Recherche / Innovation

Intelligence Artificielle : un impératif concurrentiel

intelligence artificielle

    L’Intelligence Artificielle est au cœur d’une nouvelle vague d’innovation et joue un rôle décisif dans la compétitivité de demain. Si certaines entreprises se sont déjà lancées, d’autres se sentent encore désarmées face à l’IA. Pour comprendre les ressorts qui conditionnent la position des entreprises le Medef et l’Association des centraliens ont lancé en juin dernier une enquête auprès de leurs membres. Les résultats ont été rendus publics le 29 janvier lors de la 4ème rencontre Intelligence artificielle, organisée au Medef.

    L’objectif de l’enquête lancée en juin dernier visait à mieux cerner pour les entreprises utilisatrices comme pour celles qui ne le sont pas encore les enjeux industriels et économiques de l’IA, les usages, les formes privilégiées d’organisation interne, les facteurs de succès et les obstacles ainsi que les recommandations à faire aux pouvoirs publics.

    Les principaux enjeux de l’IA
    Les entreprises utilisatrices ont majoritairement recours à l’IA pour élargir leur offre, conquérir de nouveaux marchés et développer les marchés existants. Les non-utilisatrices en espèrent d’avantage une augmentation de leur productivité et une amélioration de leur organisation interne.

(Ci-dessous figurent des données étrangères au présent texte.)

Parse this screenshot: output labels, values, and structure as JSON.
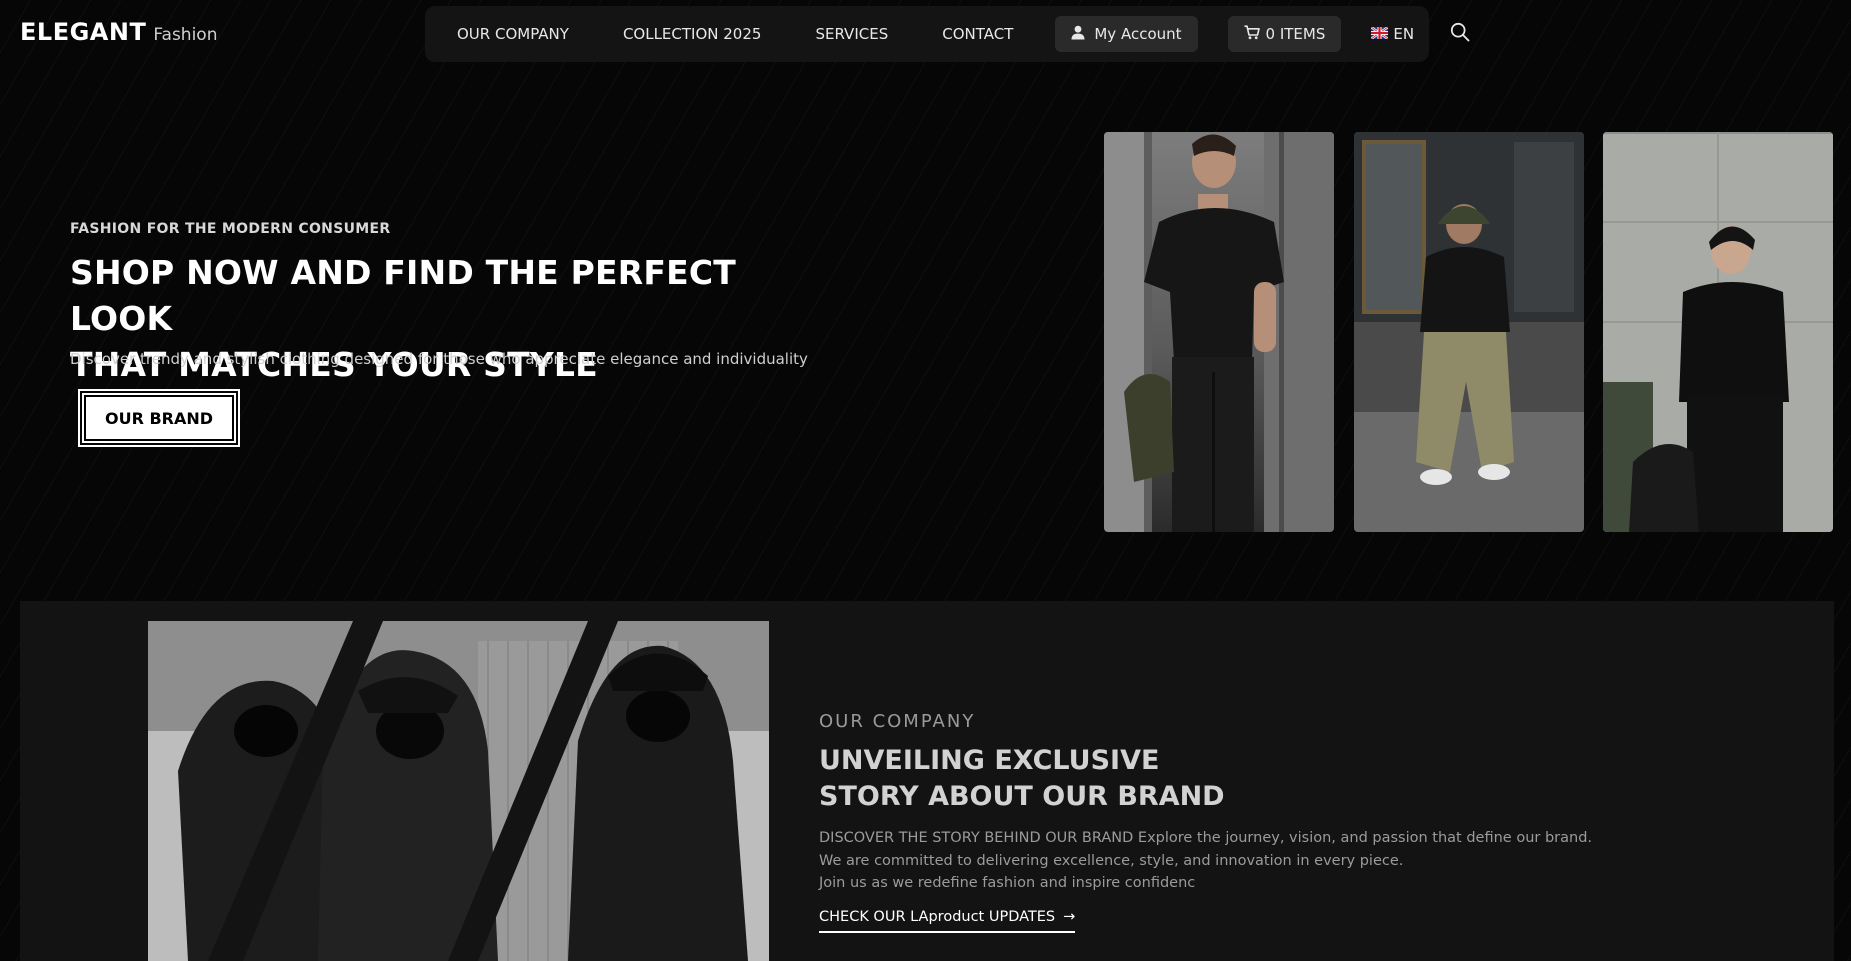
{
  "header": {
    "logo_main": "ELEGANT",
    "logo_sub": "Fashion"
  },
  "nav": {
    "items": [
      {
        "label": "OUR COMPANY"
      },
      {
        "label": "COLLECTION 2025"
      },
      {
        "label": "SERVICES"
      },
      {
        "label": "CONTACT"
      }
    ],
    "account_label": "My Account",
    "account_icon": "user-icon",
    "cart_label": "0 ITEMS",
    "cart_icon": "cart-icon",
    "language_label": "EN",
    "language_icon": "uk-flag-icon",
    "search_icon": "search-icon"
  },
  "hero": {
    "eyebrow": "FASHION FOR THE MODERN CONSUMER",
    "title_line1": "SHOP NOW AND FIND THE PERFECT LOOK",
    "title_line2": "THAT MATCHES YOUR STYLE",
    "description": "Discover trendy and stylish clothing designed for those who appreciate elegance and individuality",
    "button_label": "OUR BRAND"
  },
  "company": {
    "eyebrow": "OUR COMPANY",
    "title_line1": "UNVEILING EXCLUSIVE",
    "title_line2": "STORY ABOUT OUR BRAND",
    "desc_line1": "DISCOVER THE STORY BEHIND OUR BRAND Explore the journey, vision, and passion that define our brand.",
    "desc_line2": "We are committed to delivering excellence, style, and innovation in every piece.",
    "desc_line3": "Join us as we redefine fashion and inspire confidenc",
    "link_label": "CHECK OUR LAproduct UPDATES",
    "link_arrow": "→"
  },
  "colors": {
    "background": "#060606",
    "navbar": "#141414",
    "pill": "#2a2a2a",
    "section": "#131313",
    "text_primary": "#ffffff",
    "text_muted": "#9b9b9b"
  }
}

    Quelle pénétration de l’IA ?
    Les start-ups et les grandes entreprises utilisent beaucoup plus fréquemment l’IA que les ETI ou les PME. L’enquête montre également que le secteur de l’industrie reste en retrait pour cette utilisation.

    Usages et attentes des entreprises
    Parmi les grands domaines qu’avaient identifiés le rapport Villani, l’aide au diagnostic et à la décision arrive nettement en tête, suivi par la reconnaissance des images et l’aide à la clientèle. Les entreprises qui n’utilisent pas encore l’IA montrent quant à elle une aide importante pour la gestion documentaire. Il ressort par ailleurs de l’enquête qu’en France les fonctions RH et management utilisent encore peu l’intelligence artificielle, contrairement aux Anglo-Saxons.
    Dans les entreprises utilisatrices, la moitié des projets d’IA est menée par la direction R&D ou innovation. Beaucoup d’entreprises ont par ailleurs choisi de mettre en place une équipe dédiée. En revanche la collaboration avec des structures externes, notamment l’Université reste faible.

    Les clés du succès
    Une culture d’entreprise encourageant le risque apparaît comme le facteur décisif de succès, pour les entreprises utilisatrices comme pour celles qui ne le sont pas encore. Vient ensuite la capacité des entreprises d’attirer les talents. En revanche, l’ouverture de l’entreprise sur l’extérieur, ses liens avec les centres de recherche et même sa santé financière ne semblent pas être des facteurs déterminants.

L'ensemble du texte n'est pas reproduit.